All nine IDB-funded projects evaluated in our research (The Role of IDB’s Safeguards In Promoting Sustainable Infrastructure) improved the quality of life of communities and facilitated long-term economic development. However, our findings illustrate that sustainability performance is higher in projects where the IDB’s safeguards were applied earlier in the project cycle.
Additional studies were required in projects where the IDB’s safeguard policies were applied later in the project cycle, which added real costs to the implementation of safeguards. This limits the potential to consider a wider spectrum of sustainability issues, evaluate alternative project sites, and implement sustainable design considerations. In the case of projects with Environmental Impact Assessments (EIAs) already approved by local authorities, the IDB had to analyze the documentation to detect possible gaps and ensure compliance with its standards. In some cases, additional studies were necessary to complement the existing documents, creating the need to communicate the benefits of applying safeguards to the sponsors.
When projects are better planned from the beginning, the crucial safeguard concepts will most likely be covered, minimizing the need for additional studies; but, as was observed in the analysis, sponsors do not necessarily consider all the potential negative externalities of a project. In cases where the IDB was involved late in the project cycle, the percentage of Envision points influenced by safeguard specialists through initiatives exceeding the scope of the projects was far greater than in cases where the IDB was involved early in the project cycle. This further underscores the importance of the IDB getting involved early in the project cycle and focusing more on upstream work, so as to maximize the critical issues that are considered in advance in a timely manner.
Safeguards in practice – The case of early involvement in Ecuador and Brazil
Two project examples of early safeguards involvement are seen in the New Quito International Airport in Ecuador and the Serra do Mar and Atlantic Forest Mosaics System Socio-Environmental Recovery project in Brazil. Evaluations from the Envision Rating System for Sustainable Infrastructure showed higher levels of achievement when the IDB was involved early during the planning project phase. Both projects achieved high Envision scores addressing multiple sustainability aspects, especially in relation to social, environmental, and management dimensions.
New Quito International Airport project, Ecuador
The New Quito International Airport project included the construction and operation of a new airport, the development of a new trade zone in the area, and the closure of the old airport in Quito, Ecuador. The new airport opened in February 2013 after seven years of construction. The IDB was involved early during the final design studies, which allowed experts to help guide the preparation of an EIA to IDB standards.

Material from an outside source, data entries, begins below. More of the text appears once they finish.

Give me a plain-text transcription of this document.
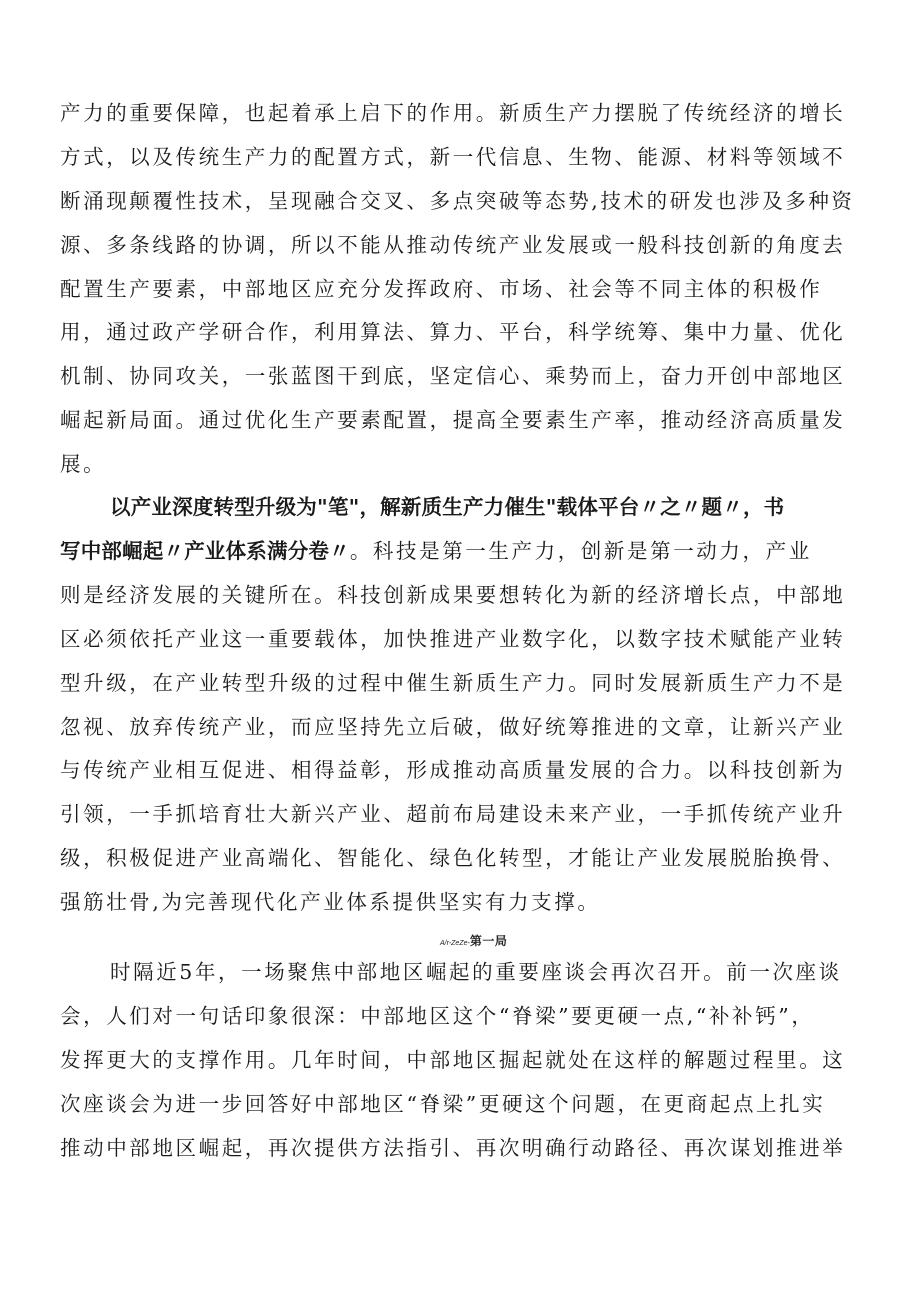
产力的重要保障，也起着承上启下的作用。新质生产力摆脱了传统经济的增长
方式，以及传统生产力的配置方式，新一代信息、生物、能源、材料等领域不
断涌现颠覆性技术，呈现融合交叉、多点突破等态势,技术的研发也涉及多种资
源、多条线路的协调，所以不能从推动传统产业发展或一般科技创新的角度去
配置生产要素，中部地区应充分发挥政府、市场、社会等不同主体的积极作
用，通过政产学研合作，利用算法、算力、平台，科学统筹、集中力量、优化
机制、协同攻关，一张蓝图干到底，坚定信心、乘势而上，奋力开创中部地区
崛起新局面。通过优化生产要素配置，提高全要素生产率，推动经济高质量发
展。
以产业深度转型升级为"笔"，解新质生产力催生"载体平台〃之〃题〃，书
写中部崛起〃产业体系满分卷〃。科技是第一生产力，创新是第一动力，产业
则是经济发展的关键所在。科技创新成果要想转化为新的经济增长点，中部地
区必须依托产业这一重要载体，加快推进产业数字化，以数字技术赋能产业转
型升级，在产业转型升级的过程中催生新质生产力。同时发展新质生产力不是
忽视、放弃传统产业，而应坚持先立后破，做好统筹推进的文章，让新兴产业
与传统产业相互促进、相得益彰，形成推动高质量发展的合力。以科技创新为
引领，一手抓培育壮大新兴产业、超前布局建设未来产业，一手抓传统产业升
级，积极促进产业高端化、智能化、绿色化转型，才能让产业发展脱胎换骨、
强筋壮骨,为完善现代化产业体系提供坚实有力支撑。
A/r-ZeZe-第一局
时隔近5年，一场聚焦中部地区崛起的重要座谈会再次召开。前一次座谈
会，人们对一句话印象很深：中部地区这个“脊梁”要更硬一点,“补补钙”，
发挥更大的支撑作用。几年时间，中部地区掘起就处在这样的解题过程里。这
次座谈会为进一步回答好中部地区“脊梁”更硬这个问题，在更商起点上扎实
推动中部地区崛起，再次提供方法指引、再次明确行动路径、再次谋划推进举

The IDB improved the project by enhancing management practices at the old airport, ranging from a comprehensive soil and water contamination analysis to preventing inadequate practices of tenants. These management practices were the foundation of the environmental and social management framework at the new airport. As for the new airport, the IDB actively participated in the revision of design specifications to achieve zero discharge of effluents and adequate air pollution control. Measures to raise health and safety standards and working conditions for workers were also incorporated. For operations, the IDB required noise modeling and zoning plans to assist the authorities with the development of the surrounding regions. In addition, experts encouraged the construction of a training education center to expand the skill set of workers and help nearby citizens pursue employment opportunities generated by the project.
Serra do Mar and Atlantic Forest Mosaics System Socio-Εnvironmental Recovery project, Brazil
The Serra do Mar and Atlantic Forest Mosaics System Socio-Εnvironmental Recovery project included social investments for families in risk-prone areas, and creation and monitoring of ecological conservation units in Sao Paulo, Brazil. New infrastructure includes construction of new housing and park facilities. The IDB actively participated in the design of the project from its earlier stages. Authorities didn’t require an Environmental Impact Assessment, however, the IDB asked for a Simplified Environmental Analysis (EAS), focusing on social and resettlement requirements. The IDB also included an institutional and financial consultancy program, as well as a consultancy for the monitoring and auditing plan.
Safeguards ensured that the resettlement process was based on meaningful community participation. This empowered the community, which proposed multiple social initiatives. The process started by creating a multi-criteria matrix in order to identify specific needs and prioritize the most vulnerable community groups. This led the team to provide case-by-case solutions and alternatives. A post-resettlement plan was also considered, including specialized personnel to support families in the process of adapting to live in community in the new housing projects.
Overall, the early involvement of the IDB in projects plays a key role in addressing aspects often underestimated by sponsors or not covered by national regulations. Ultimately, detecting gaps in advance and making small adjustments during the planning phase helps minimize costs and produce better projects.